Dieneke Jansen: Areas A & B

Offsite Project

04 March 2015 - 29 March 2015

G.I. Areas A & B: Hoardings, 68 Beach Rd, CBD Auckland, 17-29 March

G.I. Areas A & B: Housing in New Zealand (1946- ),
Ngā Taonga Sound & Vision, 300 Karangahape Rd, Auckland, 4-13 March

G.I. Area B: Progressive Luncheon,
16 Taniwha st, Glen Innes, Auckland, Saturday 21 March, 12 midday

Areas A & B by Dieneke Jansen responds to the major transformation of Tamaki, Glen Innes from a dedicated State Housing zone to being a private development of mid-rise apartment buildings with a mix of privately owned and socially assisted tenancy. In total, 156 classic 1950s and 60s weatherboard homes are to be removed. These will in time be replaced by 260 intensified dwellings, 78 of which are reported to be purchased by Housing New Zealand and 39 by other social agencies. Jansen is one of a number of artists who have responded to this urban change since the first houses were removed in 2012. These responses have covered a wide range, from documentary photography to activism that engages directly with the controversy surrounding the eviction of tenants and subsequent protests. Jansen's approach has been one of long-term open-ended dialogue, by developing projects that aim to encourage slow contemplation, facilitate social engagement and build an awareness of temporality. Her project consists of three parts: a series of election campaign-style street hoardings, a video work, and a progressive luncheon event. The three parts, sited both in Glenn Innes and in the CBD, are intended to traverse urban geography and bring past, present and future conceptions of Auckland into collision.

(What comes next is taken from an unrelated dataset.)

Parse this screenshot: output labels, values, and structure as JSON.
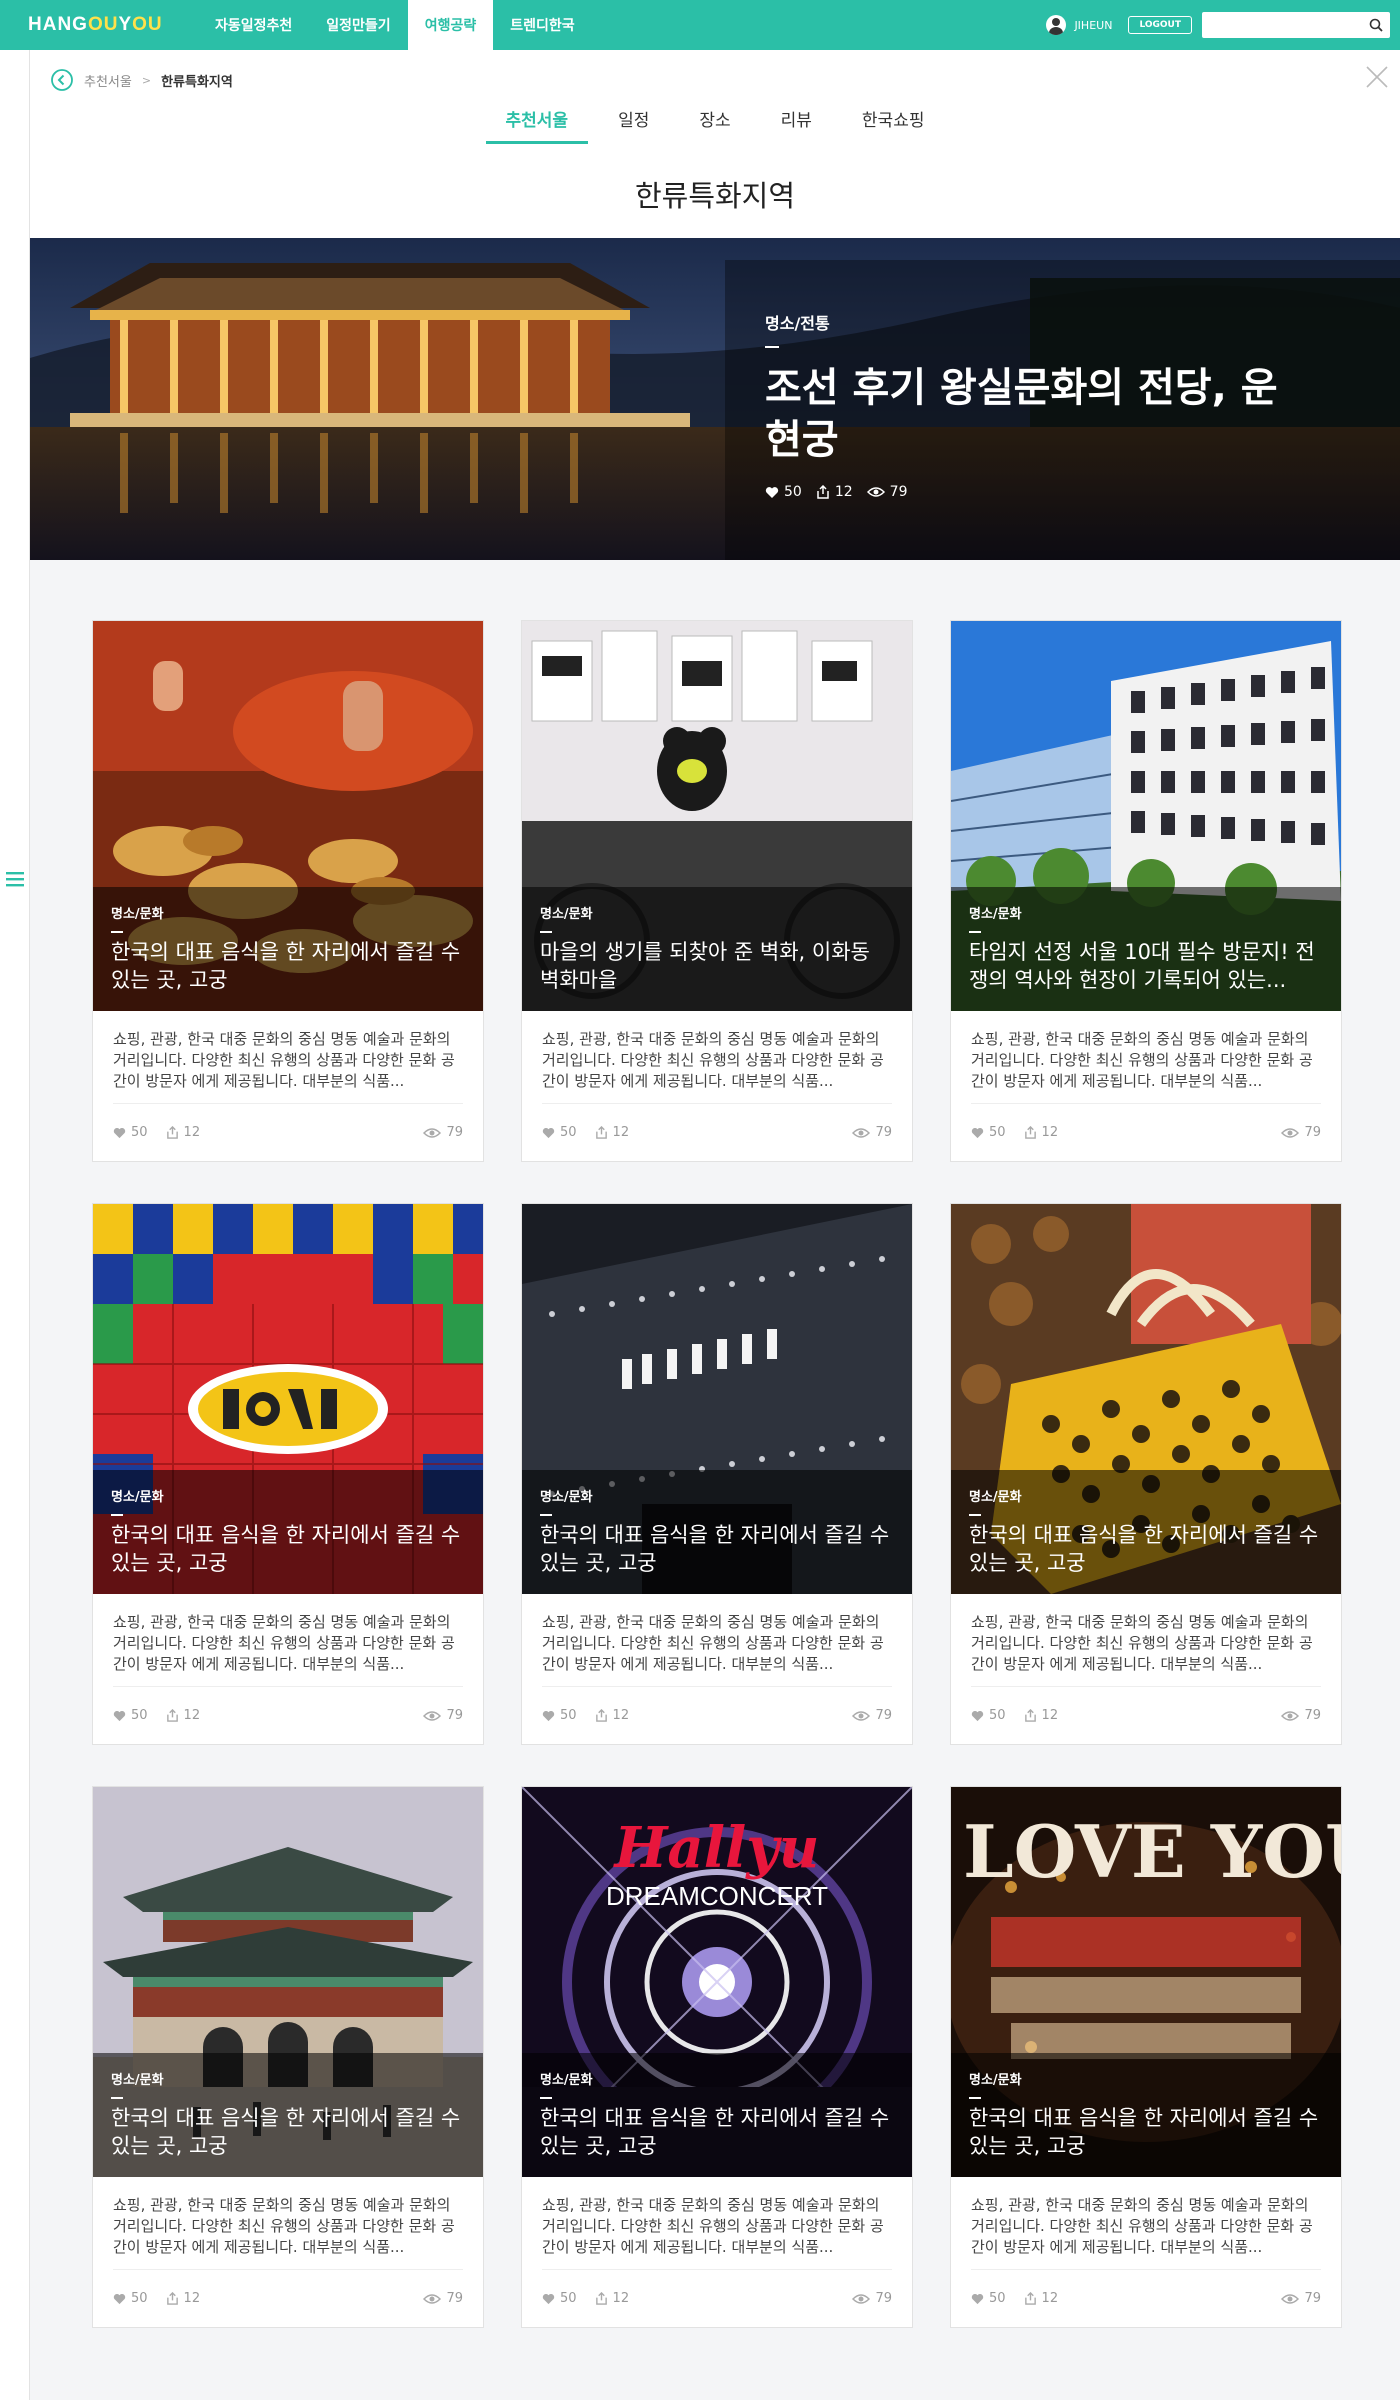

The installed cluster of hoardings located on Beach Road complicates the practice of election campaigning and building development advertising, by presenting images of absence and presence. The photographs document the now empty lots where state houses once stood, but also temporary sculptural interventions that respond to these sites. These subtle ephemeral inclusions stand as humble occupations that suggest the fragility of resistance against the state, city and corporate mechanisms that are ultimately the instigators of urban change. Located in close proximity to downtown high-rise apartments, Jansen's hoardings also connect with the broader issues of the city's planned intensification, in expectation of a significant population rise of approximately 30% over the next 20 years − a plan for the city that will expand the perimeter of "central Auckland" to subsume the old small townships and outlying suburbs.

Showing at Ngā Taonga Sound & Vision is a video work that documents a community evening event organised for the local residents of East View Road in Glen Innes, at which Jansen projected the 1946 film Housing in New Zealand onto the wall of an old state house soon to be removed. Created by the New Zealand National Film Unit and the Public Works Department Film Unit, the film embodies the social dream of post-war New Zealand, of improving the living standards of the lower working class, accommodating returning servicemen, and stimulating the national economy. The goal, as promoted through the film, was to use local materials to build "good commonsense houses" that were to the New Zealand climate, but were also planned with stable city infrastructure and design that encouraged the development of community. Uncannily, the film's description of the nation's housing problem in many ways mirrors the current situation in Auckland, with poor families forced into overcrowded dwellings, a real-estate market that is financially out of reach for young professionals, and rental properties that are overpriced and hard to come by. The development of the so-called Areas A & B also shares some of the aims promoted by this archive film, of achieving a modern standard of living for lower- to middle-income groups − the difference now being that the motivation has less to do with utopian notions of the social good than with accommodating the city's need for intensification, together with the government's agenda of asset sales and encouraging private enterprise in a post-GFC economy. By screening this film, Jansen created a social occasion for local residents though which they could consider the current transitional phase of Glenn Innes within a historical context. The documentation of this event adds to this experience by sharing it with gallery visitors who might be able to gain yet another perspective, being one step removed from the immediacy of the issue.

Through another free public event, Jansen attempts to draw focus back to the Glen Innes community and the vacant spaces that have now come to define the neighbourhood. This time she is hosting a "progressive luncheon" that will invite the public to mingle with the local community and to learn about the rapid change that has occurred and continues to take place in the area. Progressive meals are a 1970s American phenomenon in which neighbours walk from home to home, serving different types of food, in the spirit of social bonding in an otherwise detached suburban situation. For Jansen's event, it will be the absent homes that people will be invited to visit, to share not just food but also the individual memories and collective social histories bound to each vacant lot. Through the three components of the show, Jansen creates a constellation of interventions that seek to contribute opportunities for comparison, contemplation and conversation, through which the ever-shifting political and economic forces that shape the physical urban environment are brought into direct discussion with their impacts on established communities.